A simplified block diagram of an electronic circuit for the radiation monitor of the present invention is shown in Figure 1 1 of the drawings. The main unit 2 of the radiation monitor includes a microprocessor or microcontroller 50, as mentioned previously, having associated ancillary components and circuits connected thereto, including a random access memory (RAM), an EEPROM, a multiplexer (MUX) circuit, an analog-to-digital (AID) converter circuit, a pulse width modulation (PWM) circuit, a real time clock (RTC) circuit and a reset (RESET) circuit (generally included in block 50 of Figure 11). The microcontroller 50 provides signals to an audio alarm 52 and/or a vibrate alarm 54, an LCD 14 and LED (light emitting diode) indicators on the main unit 2 to provide the end user with pertinent information concerning the operation of the monitor or the levels of radiation sensed by the monitor, and to alert the end user of the existence of a potentially hazardous radiation condition. One or more batteries B l , B2 are received in battery compartment 16 of the main unit 2 and provide power to the microcontroller 50 and ancillary components and circuits connected thereto. Preferably, pushbutton switches 10 are provided on the main unit 2 for the end user to operate the radiation monitor and are operatively coupled to the microcontroller 50 and/or the ancillary components and circuits connected thereto. The main unit 2 of the radiation monitor and in particular the microcontroller 50 and/or the ancillary components and circuits connected thereto is coupleable either or both electrically (preferably through a USB connection 56) and optically (preferably through a fiber optic connection 58), or even wirelessly using, for example, Bluetooth technology, to an external computing device, such as a laptop computer, personal computer, personal digital assistant (PDA) and the like so that the radiation monitor of the present invention may be calibrated or checked for accuracy, or reprogrammed remotely, at the end user's facilities, minimizing the need for the end user to bring the radiation monitor to a repair facility or send the monitor back to the manufacturer.

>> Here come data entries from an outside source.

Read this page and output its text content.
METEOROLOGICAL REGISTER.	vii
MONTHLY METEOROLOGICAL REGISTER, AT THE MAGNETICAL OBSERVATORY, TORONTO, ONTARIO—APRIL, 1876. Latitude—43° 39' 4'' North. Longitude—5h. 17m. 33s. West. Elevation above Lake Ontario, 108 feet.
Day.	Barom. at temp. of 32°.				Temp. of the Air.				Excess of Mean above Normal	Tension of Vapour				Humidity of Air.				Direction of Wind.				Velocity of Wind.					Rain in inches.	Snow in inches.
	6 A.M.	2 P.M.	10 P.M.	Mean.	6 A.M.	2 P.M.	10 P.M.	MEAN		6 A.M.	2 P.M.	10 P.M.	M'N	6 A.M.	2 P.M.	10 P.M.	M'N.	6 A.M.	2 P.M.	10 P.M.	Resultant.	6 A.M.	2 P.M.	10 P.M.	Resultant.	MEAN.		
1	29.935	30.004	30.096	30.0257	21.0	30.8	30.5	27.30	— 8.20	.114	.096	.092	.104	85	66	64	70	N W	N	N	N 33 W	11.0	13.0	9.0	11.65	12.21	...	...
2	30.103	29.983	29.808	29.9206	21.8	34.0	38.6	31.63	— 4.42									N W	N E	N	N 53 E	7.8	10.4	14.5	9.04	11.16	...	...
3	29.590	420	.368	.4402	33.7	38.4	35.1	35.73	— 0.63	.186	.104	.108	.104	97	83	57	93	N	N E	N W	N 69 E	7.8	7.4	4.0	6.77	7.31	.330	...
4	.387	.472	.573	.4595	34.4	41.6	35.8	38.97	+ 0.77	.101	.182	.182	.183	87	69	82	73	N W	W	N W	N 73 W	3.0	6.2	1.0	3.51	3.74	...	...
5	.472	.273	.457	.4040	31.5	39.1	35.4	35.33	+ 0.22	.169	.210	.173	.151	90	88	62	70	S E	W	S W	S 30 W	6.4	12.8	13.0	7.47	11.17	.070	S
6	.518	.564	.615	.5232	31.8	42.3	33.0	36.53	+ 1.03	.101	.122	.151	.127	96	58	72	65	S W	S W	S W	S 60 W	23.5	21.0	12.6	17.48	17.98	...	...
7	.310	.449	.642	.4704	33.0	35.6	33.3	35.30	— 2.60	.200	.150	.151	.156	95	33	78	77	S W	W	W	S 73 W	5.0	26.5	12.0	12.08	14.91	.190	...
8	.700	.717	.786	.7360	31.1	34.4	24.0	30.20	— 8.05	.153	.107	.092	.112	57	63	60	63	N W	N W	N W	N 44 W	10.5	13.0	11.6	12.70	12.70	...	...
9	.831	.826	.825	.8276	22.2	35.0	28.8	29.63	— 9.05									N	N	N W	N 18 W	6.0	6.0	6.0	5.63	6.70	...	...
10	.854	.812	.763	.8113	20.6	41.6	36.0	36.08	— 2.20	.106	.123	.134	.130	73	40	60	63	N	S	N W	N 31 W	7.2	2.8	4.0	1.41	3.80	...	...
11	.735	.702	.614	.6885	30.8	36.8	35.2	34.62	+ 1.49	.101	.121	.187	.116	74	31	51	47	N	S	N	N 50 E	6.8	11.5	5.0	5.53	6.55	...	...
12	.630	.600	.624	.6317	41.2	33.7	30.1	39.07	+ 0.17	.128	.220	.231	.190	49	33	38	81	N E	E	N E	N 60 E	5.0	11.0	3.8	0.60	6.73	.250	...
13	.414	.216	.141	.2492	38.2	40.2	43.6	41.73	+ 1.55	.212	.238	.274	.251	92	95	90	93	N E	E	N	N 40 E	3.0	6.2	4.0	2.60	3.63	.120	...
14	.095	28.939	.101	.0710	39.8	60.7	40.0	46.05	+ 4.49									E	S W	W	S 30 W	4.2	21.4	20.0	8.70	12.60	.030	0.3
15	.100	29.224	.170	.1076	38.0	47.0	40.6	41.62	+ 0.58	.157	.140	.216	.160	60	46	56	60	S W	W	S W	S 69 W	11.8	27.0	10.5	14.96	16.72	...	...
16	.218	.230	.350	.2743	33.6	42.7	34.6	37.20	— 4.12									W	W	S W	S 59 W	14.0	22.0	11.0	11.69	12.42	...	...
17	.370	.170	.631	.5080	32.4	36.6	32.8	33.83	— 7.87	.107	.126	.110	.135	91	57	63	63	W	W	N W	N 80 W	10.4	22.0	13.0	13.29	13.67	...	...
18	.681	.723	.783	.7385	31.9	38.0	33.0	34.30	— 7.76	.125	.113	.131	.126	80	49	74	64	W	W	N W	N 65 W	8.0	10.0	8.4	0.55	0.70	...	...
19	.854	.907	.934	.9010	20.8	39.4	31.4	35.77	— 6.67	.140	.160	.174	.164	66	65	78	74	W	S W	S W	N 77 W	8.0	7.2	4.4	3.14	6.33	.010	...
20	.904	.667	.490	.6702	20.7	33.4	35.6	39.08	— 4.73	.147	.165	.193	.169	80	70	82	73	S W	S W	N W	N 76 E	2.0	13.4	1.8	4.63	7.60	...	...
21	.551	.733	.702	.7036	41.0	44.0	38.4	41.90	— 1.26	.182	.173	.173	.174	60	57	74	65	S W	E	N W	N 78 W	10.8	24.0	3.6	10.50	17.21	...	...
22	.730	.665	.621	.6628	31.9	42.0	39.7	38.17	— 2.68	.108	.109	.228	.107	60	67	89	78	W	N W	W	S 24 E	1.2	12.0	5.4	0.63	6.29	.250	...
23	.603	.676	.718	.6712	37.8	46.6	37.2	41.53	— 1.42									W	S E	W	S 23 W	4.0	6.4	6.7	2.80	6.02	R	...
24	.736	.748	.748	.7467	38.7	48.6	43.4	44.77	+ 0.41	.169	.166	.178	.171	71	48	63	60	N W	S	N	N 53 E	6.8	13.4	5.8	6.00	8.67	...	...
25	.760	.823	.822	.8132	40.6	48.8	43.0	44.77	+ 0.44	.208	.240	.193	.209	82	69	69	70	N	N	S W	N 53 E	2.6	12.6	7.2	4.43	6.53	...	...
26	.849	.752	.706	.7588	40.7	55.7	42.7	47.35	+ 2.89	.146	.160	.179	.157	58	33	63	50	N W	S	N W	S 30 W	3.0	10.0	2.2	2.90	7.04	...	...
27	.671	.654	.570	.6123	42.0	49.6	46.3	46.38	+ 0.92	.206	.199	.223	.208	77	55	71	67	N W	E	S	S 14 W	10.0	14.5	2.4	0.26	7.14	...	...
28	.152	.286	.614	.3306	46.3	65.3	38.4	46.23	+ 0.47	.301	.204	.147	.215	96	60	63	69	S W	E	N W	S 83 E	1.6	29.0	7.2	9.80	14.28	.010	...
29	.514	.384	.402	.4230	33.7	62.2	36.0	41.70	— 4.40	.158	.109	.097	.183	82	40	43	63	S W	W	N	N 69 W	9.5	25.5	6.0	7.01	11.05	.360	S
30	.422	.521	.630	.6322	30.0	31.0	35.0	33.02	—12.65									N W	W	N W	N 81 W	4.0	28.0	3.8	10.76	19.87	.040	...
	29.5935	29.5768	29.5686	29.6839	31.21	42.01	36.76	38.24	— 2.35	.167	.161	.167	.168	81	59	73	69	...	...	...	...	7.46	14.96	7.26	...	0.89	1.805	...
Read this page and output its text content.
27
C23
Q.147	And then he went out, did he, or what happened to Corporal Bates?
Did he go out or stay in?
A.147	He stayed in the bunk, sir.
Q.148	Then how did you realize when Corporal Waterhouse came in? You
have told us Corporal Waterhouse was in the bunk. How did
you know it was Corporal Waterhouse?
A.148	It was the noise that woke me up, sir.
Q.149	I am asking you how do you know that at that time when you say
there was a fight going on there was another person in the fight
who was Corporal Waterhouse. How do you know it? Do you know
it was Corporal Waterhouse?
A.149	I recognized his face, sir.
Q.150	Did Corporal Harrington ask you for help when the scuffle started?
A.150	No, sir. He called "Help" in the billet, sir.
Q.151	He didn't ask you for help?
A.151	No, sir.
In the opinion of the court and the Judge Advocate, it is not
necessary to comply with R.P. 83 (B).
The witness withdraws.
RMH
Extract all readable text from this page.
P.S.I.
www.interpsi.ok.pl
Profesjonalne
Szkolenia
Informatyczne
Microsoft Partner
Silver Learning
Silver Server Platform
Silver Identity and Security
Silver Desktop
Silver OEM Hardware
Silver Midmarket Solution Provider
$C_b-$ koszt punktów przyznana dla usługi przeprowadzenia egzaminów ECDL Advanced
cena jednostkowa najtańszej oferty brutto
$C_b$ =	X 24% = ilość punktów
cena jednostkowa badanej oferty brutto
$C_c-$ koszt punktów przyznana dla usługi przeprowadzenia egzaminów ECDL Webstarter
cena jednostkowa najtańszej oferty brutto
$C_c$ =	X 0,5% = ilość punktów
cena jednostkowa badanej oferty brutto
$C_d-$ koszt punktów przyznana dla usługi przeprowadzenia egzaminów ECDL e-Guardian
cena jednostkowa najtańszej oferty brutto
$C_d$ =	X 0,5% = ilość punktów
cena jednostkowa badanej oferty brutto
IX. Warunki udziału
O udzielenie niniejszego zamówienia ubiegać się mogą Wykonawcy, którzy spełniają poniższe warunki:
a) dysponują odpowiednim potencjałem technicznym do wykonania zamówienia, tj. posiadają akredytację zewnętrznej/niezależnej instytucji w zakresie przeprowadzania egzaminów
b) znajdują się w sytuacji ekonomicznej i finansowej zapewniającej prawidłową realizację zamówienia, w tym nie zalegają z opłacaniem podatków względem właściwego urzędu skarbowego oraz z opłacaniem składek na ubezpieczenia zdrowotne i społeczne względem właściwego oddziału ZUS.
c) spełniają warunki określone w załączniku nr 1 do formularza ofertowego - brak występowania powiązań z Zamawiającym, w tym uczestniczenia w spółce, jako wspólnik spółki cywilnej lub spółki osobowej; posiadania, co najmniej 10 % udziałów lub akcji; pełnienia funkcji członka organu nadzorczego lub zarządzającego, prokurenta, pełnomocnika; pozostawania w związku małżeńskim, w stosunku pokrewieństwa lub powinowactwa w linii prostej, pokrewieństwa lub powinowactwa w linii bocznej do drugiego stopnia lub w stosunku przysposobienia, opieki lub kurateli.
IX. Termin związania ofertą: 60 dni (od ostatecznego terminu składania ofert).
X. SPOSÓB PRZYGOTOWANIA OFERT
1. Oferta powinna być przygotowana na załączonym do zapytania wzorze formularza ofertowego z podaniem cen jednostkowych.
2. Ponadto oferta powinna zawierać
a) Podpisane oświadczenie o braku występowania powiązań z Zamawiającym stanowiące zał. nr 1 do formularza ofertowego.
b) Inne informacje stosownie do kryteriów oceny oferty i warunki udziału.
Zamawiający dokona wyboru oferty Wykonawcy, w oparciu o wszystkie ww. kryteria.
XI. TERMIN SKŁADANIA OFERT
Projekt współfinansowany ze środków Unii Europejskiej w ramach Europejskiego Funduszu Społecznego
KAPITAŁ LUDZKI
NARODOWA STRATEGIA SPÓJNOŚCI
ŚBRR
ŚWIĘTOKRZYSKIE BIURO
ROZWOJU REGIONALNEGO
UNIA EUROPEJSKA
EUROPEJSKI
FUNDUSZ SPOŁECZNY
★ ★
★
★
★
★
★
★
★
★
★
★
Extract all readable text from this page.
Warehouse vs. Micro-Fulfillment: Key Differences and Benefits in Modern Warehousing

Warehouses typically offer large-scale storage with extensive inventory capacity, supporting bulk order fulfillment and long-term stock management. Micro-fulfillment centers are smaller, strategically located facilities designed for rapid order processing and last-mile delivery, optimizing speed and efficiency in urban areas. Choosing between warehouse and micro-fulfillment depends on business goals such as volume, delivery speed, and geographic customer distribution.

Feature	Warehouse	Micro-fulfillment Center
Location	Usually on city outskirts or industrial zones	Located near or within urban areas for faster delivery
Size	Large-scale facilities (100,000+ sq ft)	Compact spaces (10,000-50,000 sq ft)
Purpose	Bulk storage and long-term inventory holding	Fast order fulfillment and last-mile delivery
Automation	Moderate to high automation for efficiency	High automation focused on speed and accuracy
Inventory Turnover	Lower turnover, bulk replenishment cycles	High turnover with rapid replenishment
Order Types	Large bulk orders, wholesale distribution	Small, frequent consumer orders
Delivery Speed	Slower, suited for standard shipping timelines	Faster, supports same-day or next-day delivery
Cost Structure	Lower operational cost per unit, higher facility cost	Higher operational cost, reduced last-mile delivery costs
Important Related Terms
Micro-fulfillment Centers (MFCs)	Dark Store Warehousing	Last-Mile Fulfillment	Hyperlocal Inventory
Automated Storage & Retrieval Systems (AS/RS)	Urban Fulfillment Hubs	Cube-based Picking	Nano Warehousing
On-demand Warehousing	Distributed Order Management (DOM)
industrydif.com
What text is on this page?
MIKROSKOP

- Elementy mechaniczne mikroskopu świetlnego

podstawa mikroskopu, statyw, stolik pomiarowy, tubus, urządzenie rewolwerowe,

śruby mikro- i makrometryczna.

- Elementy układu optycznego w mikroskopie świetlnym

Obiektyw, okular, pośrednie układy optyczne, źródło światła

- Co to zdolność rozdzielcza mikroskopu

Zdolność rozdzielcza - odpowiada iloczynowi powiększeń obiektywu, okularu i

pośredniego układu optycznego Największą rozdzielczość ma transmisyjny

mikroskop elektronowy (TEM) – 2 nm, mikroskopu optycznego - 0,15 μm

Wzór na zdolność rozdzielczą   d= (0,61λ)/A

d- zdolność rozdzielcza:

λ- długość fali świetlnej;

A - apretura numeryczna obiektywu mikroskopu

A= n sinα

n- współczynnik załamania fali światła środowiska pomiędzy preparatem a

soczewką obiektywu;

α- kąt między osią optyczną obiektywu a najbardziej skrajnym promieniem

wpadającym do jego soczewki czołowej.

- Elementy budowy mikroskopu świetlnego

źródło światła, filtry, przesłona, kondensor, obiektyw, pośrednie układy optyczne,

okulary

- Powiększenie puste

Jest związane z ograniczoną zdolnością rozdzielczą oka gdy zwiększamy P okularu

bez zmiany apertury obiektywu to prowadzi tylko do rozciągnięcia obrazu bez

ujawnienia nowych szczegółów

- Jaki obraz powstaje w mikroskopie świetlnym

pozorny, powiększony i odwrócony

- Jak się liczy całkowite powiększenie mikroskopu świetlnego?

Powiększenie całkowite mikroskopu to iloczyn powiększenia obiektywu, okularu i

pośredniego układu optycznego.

As mentioned previously, the main unit 2 of the radiation monitor, and in particular the microcontroller 50 and/or the ancillary components and circuits connected thereto, interfaces with the removable sensor cartridge 8 containing the sensor 13 and EEPROM 15 to receive and interpret the signals generated by the sensor cartridge 8, including the calibration and identification information stored in EEPROM 15 relating to the type of radiation and/or frequency bands of radiation which the sensor or sensors 13 are designed to detect, and to transmit revised calibration or identification information signals to EEPROM 15 of the removable sensor cartridge 8 for storage therein.

Although illustrative embodiments of the present invention have been described herein with reference to the accompanying drawings, it is to be understood that the invention is not limited to those precise embodiments, and that various other changes and modifications may be effected therein by one skilled in the art without departing from the scope or spirit of the invention.